Third place — Somonauk Leland Sandwich FFA: For this chapter a student, Cody Peterson, did the majority of work because of his interest in this topic. He is taking the lead with his teacher to develop programming to use in their ag program, school district and community to teach about water pollution and watersheds with a focus on showcasing non-point source pollution such as fertilizer.

They plan to use the award money to purchase an Enviroscape model to utilize for these efforts. Peterson plans to follow up with local farmers who were involved in the project.

“One thing we discovered through this project was that high school students have very little awareness of water quality, water availability, or how very connected we all are by our water resources,” said Jenny Wold, Somonauk teacher. “We also discovered many farmers in our area utilize at least one conservation practice at their farm.”

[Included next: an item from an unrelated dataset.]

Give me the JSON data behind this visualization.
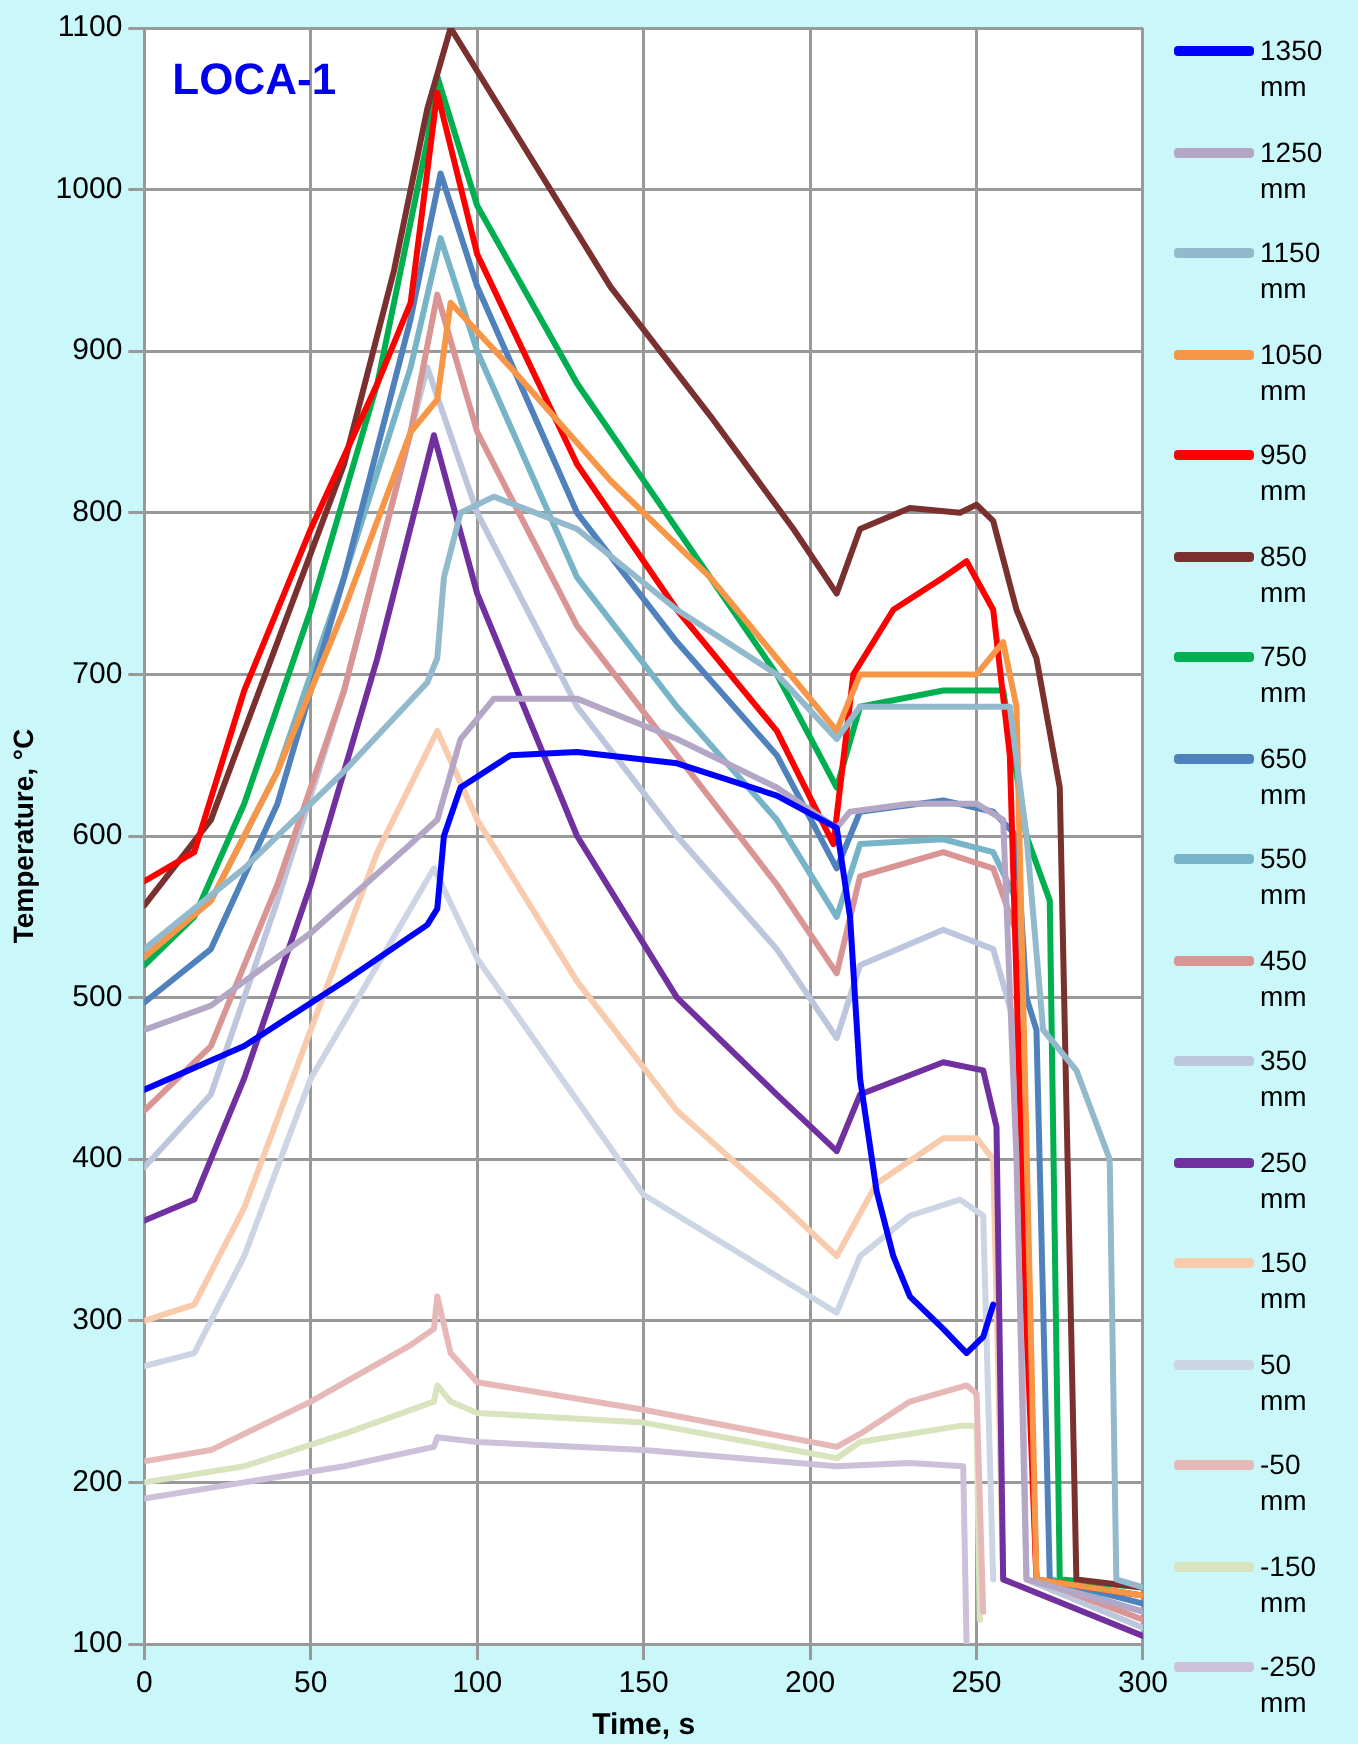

Fourth place — Southeastern FFA: The entire chapter agreed, “This project taught us the importance of teamwork, as well as the importance of opening your mind to new areas of information that we may have not known much about. The impact our local farmers have on our world’s ecosystem is a large one, improving our management practices and nitrogen reducing practices is absolutely vital to keeping our water clean.”

This chapter also had the opportunity to expand their knowledge of other management practices after the experiment was done. They were able to meet with companies like Pivot Bio to investigate other practices that are becoming more known.